B. AKUNTANSI ASET KEMITRAAN DENGAN PIHAK KETIGA

  1. Definisi
    1. Aset kemitraan adalah aset kerjasama yang timbul dari perjanjian antara pemerintah dengan mitra (badan usaha, pihak ketiga atau investor) yang mempunym komitmen untuk melaksanakan kegiatan yang dikendalikan bersama dengan menggunakan aset dan/atau hak usaha yang dimiliki.

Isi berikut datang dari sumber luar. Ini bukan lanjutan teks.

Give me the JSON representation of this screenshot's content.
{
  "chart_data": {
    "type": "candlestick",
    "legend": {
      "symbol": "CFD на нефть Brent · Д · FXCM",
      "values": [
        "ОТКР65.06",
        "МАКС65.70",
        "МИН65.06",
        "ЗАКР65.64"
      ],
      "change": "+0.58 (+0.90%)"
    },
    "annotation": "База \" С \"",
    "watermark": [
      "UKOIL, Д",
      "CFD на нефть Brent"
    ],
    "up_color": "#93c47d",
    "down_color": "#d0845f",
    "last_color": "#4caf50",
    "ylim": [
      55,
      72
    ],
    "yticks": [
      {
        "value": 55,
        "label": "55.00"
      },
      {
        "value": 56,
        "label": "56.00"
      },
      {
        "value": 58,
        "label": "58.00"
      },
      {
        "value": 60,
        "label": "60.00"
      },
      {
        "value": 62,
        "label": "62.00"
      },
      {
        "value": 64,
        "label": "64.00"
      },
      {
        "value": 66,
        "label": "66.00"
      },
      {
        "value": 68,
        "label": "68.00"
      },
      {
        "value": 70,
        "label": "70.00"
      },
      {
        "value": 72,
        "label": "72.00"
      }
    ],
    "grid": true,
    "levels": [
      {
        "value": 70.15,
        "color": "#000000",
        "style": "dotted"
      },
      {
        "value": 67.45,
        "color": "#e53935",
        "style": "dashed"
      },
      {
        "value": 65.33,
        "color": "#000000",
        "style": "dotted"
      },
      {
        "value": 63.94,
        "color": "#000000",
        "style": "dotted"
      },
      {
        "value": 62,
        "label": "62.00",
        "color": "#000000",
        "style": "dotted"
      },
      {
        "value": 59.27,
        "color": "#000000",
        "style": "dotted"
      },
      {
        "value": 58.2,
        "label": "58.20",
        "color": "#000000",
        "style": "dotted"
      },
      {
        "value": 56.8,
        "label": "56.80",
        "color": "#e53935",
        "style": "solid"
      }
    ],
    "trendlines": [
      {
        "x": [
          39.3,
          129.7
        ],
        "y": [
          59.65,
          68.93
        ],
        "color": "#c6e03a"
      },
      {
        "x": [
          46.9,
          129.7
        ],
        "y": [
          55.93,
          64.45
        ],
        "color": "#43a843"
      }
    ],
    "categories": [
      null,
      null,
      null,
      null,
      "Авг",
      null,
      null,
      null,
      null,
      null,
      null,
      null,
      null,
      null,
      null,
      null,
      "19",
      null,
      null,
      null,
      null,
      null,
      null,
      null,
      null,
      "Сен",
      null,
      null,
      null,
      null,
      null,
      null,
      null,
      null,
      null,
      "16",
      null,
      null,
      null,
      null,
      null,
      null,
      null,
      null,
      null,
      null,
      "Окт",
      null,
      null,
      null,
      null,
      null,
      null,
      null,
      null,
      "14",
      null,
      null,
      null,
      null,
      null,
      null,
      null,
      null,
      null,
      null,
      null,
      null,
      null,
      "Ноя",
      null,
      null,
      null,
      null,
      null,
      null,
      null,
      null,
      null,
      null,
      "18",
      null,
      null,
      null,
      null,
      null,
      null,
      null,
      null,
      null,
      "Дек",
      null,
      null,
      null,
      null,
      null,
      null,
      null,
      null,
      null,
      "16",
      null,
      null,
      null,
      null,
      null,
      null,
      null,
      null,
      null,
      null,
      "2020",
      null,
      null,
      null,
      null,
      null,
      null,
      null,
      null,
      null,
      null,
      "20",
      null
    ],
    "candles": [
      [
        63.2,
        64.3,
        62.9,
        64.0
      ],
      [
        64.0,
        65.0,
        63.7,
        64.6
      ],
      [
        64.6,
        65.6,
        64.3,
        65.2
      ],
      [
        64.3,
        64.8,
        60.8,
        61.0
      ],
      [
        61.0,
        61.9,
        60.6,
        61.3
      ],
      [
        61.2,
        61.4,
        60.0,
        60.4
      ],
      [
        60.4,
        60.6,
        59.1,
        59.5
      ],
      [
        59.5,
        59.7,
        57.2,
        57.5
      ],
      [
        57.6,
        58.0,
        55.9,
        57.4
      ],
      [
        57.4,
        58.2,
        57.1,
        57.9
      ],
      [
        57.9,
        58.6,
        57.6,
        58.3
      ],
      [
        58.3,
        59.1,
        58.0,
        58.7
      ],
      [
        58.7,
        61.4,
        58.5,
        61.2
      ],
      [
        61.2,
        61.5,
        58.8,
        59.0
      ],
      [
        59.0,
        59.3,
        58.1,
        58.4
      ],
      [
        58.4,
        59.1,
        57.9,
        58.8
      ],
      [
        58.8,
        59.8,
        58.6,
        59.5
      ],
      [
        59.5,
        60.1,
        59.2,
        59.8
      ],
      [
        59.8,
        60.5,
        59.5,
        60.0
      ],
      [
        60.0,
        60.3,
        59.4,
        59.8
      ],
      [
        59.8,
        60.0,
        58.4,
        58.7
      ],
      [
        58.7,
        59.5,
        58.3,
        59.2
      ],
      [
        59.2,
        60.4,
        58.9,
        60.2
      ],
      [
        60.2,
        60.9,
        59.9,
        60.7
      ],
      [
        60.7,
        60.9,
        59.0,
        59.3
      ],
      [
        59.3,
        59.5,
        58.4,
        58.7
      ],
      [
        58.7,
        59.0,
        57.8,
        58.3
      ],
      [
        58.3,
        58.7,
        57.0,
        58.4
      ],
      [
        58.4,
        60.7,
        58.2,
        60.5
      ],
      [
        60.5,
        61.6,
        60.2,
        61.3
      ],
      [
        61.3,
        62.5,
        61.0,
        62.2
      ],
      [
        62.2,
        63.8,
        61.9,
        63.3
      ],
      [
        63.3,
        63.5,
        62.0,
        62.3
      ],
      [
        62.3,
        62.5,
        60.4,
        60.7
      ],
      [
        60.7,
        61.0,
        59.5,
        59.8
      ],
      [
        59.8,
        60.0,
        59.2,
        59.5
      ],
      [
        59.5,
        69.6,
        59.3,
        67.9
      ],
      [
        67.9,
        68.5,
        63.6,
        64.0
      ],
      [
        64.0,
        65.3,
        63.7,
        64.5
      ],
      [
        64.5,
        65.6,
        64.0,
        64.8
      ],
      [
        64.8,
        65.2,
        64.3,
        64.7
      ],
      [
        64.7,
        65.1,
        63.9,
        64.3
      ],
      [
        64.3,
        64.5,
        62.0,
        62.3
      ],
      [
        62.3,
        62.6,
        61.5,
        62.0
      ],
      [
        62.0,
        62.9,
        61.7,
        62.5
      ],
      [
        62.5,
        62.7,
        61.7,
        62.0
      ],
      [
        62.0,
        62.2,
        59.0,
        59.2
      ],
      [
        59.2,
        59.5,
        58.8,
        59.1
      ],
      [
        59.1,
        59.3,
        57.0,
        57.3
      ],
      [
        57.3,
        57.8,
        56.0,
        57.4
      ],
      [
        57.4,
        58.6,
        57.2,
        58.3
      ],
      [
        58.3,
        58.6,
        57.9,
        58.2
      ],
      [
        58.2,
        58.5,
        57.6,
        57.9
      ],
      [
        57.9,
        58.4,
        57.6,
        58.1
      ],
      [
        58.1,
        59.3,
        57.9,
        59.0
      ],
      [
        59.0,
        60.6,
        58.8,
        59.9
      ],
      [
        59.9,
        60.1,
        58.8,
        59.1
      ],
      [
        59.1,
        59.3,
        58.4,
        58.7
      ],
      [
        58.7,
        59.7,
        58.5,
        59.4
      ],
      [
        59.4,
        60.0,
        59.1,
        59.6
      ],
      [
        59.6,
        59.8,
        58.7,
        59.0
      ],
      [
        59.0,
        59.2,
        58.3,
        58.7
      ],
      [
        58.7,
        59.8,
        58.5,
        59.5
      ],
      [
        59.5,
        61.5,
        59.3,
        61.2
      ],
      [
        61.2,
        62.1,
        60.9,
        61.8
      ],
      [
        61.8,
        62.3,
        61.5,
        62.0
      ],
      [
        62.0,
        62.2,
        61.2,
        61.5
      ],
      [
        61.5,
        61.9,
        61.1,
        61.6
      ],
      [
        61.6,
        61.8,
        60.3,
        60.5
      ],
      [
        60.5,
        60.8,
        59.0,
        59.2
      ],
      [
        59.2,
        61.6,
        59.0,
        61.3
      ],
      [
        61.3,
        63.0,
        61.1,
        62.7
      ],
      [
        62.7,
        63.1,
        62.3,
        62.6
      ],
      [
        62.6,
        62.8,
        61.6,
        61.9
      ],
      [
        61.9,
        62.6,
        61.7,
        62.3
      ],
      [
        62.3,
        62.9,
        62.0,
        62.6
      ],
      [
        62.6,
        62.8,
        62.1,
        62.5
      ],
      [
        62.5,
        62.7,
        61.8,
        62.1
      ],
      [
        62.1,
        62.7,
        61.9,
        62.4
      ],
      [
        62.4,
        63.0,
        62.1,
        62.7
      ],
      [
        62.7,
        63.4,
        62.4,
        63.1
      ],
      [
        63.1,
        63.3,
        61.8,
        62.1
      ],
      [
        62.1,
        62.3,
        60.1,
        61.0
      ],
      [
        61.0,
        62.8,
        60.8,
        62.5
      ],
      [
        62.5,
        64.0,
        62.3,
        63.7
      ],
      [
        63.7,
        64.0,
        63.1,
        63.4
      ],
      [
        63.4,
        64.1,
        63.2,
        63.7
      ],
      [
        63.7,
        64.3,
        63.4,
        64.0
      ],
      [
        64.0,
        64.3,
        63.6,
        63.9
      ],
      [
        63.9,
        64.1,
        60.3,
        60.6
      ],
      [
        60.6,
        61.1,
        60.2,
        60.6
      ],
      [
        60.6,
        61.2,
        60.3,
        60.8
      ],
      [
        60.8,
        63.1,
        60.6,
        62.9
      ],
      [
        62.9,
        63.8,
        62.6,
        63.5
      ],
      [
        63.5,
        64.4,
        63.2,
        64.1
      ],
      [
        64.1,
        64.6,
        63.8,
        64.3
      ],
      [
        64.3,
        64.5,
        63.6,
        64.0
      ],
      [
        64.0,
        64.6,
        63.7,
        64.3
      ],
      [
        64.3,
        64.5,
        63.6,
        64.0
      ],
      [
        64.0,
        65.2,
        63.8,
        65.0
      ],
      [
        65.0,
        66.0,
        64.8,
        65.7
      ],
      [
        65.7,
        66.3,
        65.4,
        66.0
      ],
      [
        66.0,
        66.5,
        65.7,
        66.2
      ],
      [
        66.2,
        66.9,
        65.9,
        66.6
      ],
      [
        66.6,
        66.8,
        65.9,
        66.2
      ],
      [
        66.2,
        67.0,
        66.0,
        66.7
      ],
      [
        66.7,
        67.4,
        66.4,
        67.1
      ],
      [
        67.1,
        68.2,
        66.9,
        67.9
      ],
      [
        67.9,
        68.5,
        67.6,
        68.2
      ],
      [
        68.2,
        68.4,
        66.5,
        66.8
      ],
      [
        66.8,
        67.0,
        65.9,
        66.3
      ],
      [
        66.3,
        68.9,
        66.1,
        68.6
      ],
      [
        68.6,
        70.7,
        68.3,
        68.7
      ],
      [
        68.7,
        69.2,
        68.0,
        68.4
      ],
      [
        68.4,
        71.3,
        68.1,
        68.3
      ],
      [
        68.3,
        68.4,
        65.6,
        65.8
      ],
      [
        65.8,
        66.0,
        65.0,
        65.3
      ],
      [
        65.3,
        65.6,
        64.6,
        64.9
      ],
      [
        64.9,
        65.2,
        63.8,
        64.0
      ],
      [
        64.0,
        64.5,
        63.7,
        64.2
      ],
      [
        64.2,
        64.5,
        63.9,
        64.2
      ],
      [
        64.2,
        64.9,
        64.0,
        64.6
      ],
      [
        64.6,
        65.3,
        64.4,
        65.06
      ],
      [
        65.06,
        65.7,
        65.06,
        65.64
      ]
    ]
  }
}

    2. Bangun, Kelola, Serah - BKS (Build, Operate, Transfer - BOT), adalah pola kerjasama berupa pemanfaatan aset pemerintah oleh mitra (badan usaha, pihak ketiga atau investor), dengan cara pihak mitra tersebut mendirikan bangunan dan/atau sarana lain berikut fasilitasnya serta mendayagunakannya dalam jangka waktu tertentu, untuk kemudian menyerahkan kernbali aset pemerintah beserta bangunan dan/atau sarana lain berikut fasilitasnya kepada pemerintah setelah berakhirnya jangka waktu yang disepakati (masa konsesi).
    3. Bangun, Serah, Kelola - BSK (Build, Transfer, Operate - BTO) adalah pola kerjasama berupa pemanfaatn aset pemerintah oleh mitra (badan usaha, pihak ketiga atau investor), dengan cara pihak mitra tersebut mendirikan bangunan dan/atau sarana lain berikut fasilitasnya kemudian menyerahkan aset yang dibangun tersebut kepada pemerintah untuk dikelola oleh pihak lain tersebut selama jangka waktu tertentu yang disepakati (masa konsesi).
    4. Kerjasama Pemanfaatan (KSP) adalah pendayagunaan Barang Milik Negara oleh pihak lain dalam jangka waktu tertentu dalam rangka peningkatan penerimaan Negara bukan pajak dan sumber pembiayaan lainnya.
    5. Aset Konsesi Jasa adalah aset yang digunakan untuk menyediakan jasa publik atas nama pemerintah dalam suatu perjanjian konsesi jasa, dan aset dimaksud merupakan aset yang:
      1. disediakan oleh mitra (badan usaha, pihak ketiga atau investor) dimana:
        1. mitra kerjasama membangun, mengembangkan, atau memperoleh dari pihak lain; atau
        2. merupakan aset yang dimiliki oleh mitra; atau
      2. Disediakan oleh pemerintah dimana:
        1. Merupakan aset yang dimiliki oleh pemerintah; atau
        2. merupakan peningkatan kapitalisasi terhadap aset milik pemerintah yang dipartisipasikan.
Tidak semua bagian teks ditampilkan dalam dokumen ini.